Before Weird Al Yankovic there was Allan Sherman. This summer marks the 50th anniversary of Sherman’s biggest hit, “Hello Muddah, Hello Fadduh,” a hilarious song in the form of a letter from a kid at sleepaway camp to his doting parents, and which features hapless campers like Joe Spivey (and his poison ivy) and Leonard Skinner (who got ptomaine poisoning after dinner). The ditty reached No. 2 on the Billboard charts, and Sherman’s album, My Son, The Folk Singer, sold 1 million copies.
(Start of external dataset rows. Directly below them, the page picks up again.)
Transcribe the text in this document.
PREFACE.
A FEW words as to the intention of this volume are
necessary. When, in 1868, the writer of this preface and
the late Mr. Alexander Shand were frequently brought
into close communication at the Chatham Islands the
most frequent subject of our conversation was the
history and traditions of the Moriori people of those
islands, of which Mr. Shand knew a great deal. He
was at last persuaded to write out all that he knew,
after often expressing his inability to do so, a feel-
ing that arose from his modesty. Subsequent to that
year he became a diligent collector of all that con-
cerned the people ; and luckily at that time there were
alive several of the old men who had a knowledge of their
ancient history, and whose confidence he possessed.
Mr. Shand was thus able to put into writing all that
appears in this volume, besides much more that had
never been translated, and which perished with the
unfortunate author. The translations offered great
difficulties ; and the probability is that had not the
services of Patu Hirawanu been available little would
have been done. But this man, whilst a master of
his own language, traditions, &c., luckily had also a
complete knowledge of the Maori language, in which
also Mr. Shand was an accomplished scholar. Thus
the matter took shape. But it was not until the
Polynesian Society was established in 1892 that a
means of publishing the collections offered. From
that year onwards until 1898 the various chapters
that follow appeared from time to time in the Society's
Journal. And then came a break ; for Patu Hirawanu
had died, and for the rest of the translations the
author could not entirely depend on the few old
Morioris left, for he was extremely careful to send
In the early ’60s, Sherman’s songs were as ubiquitous as chopped liver at a bar mitzvah, and his oeuvre was just as Jewish. In Sherman’s fevered imagination, “Greensleeves” became an ode to Sir Greenbaum, a righteous knight who gave up crusading and moved to heavily Jewish Shaker Heights, Ohio. “Frere Jacques” became “Sarah Jackman,” a lady with an exhaustive list of rhyming relatives. President Kennedy himself was allegedly spotted singing about Ms. Jackman in a hotel lobby.
Despite ringing of a bygone era, Sherman’s routines are still sidesplitting. For the definitive collection, check out My Son, The Box. And for the sharp-eyed, search Weird Al’s debut album cover for a tip-of-the-hat to Sherman. (Hint: Squint your eyes at the foot of the bed.)